Une autre forme de réussite consiste chez L2 à intégrer les propositions précédentes : en les cautionnant – souvent par hétéro-répétition – il manifeste son accord immédiat :

‘[durant la phase d’accord mets et vin, le professeur A. répond à chaque proposition d’élèves]
E? euh des huîtres
A. avec des huîtres pourquoi pas
E? euh ouais des fruits d’mer ou des fruits d’mer…
E? fruits d’mer
A. oui oui des fruits d’mer du poisson’ poisson grillé
E? des coquillages comme euh
A. coquillages des p’tits ... iodé (Vvier n°2, 100).’

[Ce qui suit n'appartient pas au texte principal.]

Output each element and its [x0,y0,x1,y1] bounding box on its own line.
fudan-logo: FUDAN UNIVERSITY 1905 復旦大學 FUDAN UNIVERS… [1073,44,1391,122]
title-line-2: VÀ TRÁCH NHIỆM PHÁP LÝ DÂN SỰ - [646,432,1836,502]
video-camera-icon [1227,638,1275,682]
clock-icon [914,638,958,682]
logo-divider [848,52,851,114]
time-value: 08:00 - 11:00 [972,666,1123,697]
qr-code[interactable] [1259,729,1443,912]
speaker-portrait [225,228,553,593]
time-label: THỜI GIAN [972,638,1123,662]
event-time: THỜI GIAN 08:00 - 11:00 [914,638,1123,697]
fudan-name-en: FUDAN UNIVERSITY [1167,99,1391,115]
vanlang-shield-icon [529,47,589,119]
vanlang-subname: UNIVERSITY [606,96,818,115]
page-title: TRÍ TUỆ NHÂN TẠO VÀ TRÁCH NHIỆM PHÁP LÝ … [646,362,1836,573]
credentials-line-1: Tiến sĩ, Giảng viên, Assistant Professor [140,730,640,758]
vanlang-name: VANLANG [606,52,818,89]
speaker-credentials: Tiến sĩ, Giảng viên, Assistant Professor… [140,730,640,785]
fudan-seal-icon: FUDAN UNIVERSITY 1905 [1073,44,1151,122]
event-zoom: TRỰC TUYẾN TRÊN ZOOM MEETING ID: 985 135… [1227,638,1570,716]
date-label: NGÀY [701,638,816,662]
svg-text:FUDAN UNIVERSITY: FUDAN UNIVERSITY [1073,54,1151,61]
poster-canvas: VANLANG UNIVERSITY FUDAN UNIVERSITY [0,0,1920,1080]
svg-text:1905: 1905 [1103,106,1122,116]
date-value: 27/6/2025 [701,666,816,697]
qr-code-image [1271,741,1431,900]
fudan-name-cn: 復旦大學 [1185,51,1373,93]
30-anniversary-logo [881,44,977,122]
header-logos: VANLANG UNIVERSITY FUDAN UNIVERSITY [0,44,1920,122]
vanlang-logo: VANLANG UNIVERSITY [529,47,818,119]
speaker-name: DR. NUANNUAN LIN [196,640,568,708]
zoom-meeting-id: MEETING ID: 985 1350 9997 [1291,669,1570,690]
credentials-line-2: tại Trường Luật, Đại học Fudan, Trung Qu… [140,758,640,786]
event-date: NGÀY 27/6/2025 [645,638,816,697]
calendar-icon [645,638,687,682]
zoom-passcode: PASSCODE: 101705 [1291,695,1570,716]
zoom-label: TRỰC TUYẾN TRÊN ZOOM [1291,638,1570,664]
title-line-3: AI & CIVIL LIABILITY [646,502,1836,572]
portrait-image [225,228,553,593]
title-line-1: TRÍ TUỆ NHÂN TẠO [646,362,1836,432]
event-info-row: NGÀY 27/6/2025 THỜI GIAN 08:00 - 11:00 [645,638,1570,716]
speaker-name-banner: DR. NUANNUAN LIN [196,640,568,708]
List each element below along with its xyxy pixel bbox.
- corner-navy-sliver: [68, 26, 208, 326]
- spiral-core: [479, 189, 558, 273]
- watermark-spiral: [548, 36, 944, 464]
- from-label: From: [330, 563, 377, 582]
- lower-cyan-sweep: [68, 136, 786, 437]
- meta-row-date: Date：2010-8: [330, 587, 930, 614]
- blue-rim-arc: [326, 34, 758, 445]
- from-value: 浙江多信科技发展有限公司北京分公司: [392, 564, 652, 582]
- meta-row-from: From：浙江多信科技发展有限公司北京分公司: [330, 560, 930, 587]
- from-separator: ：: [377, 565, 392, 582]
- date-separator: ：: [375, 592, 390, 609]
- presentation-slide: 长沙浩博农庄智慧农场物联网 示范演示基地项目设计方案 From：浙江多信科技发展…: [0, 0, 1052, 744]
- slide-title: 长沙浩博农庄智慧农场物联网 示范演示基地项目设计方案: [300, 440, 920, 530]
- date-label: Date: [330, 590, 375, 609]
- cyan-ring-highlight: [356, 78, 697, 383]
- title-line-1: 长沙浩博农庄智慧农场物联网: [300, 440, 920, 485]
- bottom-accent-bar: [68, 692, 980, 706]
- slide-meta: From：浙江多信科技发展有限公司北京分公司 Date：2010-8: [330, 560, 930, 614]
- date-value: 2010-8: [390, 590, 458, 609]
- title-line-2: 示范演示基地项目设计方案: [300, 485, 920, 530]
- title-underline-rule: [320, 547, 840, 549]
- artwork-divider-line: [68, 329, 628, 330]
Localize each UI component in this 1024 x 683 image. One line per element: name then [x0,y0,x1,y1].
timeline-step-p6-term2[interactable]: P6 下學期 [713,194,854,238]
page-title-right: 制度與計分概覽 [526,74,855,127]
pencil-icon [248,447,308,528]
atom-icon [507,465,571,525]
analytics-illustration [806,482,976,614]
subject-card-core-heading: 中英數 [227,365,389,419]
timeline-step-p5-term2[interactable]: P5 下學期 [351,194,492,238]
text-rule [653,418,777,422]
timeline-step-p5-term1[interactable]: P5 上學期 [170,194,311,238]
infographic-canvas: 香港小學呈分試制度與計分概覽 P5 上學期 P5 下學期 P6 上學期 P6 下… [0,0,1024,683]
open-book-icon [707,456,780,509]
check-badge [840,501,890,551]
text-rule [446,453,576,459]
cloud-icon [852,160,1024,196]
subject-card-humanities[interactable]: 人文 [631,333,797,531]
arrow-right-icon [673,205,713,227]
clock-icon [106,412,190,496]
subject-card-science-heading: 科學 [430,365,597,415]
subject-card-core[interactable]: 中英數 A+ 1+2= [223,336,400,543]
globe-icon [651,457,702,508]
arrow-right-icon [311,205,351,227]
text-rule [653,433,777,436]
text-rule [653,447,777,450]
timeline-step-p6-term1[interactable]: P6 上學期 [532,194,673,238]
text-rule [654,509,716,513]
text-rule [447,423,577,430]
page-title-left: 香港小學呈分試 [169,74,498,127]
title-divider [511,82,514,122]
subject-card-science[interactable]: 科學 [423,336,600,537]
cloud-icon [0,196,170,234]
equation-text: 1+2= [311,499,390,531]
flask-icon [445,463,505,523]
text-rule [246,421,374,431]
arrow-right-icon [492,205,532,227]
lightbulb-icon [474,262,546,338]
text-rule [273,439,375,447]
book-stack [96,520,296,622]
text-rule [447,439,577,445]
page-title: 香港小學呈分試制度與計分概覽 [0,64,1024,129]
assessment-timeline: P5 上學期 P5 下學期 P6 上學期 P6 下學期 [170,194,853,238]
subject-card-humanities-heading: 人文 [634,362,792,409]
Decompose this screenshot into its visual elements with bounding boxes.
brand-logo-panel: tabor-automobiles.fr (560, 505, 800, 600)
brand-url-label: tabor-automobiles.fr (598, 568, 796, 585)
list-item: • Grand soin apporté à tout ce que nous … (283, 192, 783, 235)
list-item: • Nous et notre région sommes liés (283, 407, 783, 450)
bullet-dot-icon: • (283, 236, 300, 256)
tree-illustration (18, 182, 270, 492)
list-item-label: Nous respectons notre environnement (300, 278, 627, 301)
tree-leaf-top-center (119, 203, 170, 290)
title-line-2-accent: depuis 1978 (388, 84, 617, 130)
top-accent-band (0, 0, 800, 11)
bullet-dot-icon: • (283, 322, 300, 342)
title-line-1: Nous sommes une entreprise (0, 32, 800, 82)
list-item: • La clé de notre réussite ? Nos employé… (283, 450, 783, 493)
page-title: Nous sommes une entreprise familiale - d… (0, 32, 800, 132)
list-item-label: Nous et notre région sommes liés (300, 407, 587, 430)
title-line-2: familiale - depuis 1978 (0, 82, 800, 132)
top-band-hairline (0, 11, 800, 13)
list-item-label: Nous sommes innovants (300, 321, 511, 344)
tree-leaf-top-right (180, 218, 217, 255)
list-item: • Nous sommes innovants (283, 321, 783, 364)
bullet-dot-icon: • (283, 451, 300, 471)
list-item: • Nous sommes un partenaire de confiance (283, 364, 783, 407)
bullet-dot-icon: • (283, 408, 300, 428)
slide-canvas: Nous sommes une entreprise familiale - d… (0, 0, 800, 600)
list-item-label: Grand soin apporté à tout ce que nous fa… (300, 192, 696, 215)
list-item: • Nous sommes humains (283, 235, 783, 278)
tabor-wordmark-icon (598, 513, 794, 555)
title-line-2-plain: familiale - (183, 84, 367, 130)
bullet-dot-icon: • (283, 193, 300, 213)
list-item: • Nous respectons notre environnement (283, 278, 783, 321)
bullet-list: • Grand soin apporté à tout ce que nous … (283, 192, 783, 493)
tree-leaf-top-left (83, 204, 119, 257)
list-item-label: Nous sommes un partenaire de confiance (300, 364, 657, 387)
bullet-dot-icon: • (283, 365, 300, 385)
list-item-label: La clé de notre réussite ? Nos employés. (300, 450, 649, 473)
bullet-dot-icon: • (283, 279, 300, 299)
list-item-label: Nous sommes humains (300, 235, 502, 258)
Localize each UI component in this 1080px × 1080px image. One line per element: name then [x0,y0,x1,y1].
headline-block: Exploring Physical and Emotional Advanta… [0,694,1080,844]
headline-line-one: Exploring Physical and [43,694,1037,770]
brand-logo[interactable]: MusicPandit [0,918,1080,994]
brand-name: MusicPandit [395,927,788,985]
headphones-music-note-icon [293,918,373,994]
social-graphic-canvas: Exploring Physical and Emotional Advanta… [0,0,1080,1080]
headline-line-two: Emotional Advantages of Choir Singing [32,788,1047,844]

Pour être aussi abondamment et explicitement dénoté, l’accord (en particulier sur le signe) semble jouer un rôle déterminant dans la cohésion des interactions enregistrées. Il souligne le pôle irénique de l’interaction : les participants s’auto-satisfont de leur exploit, c’est-à-dire de leur réussite à formuler en commun des impressions individuelles.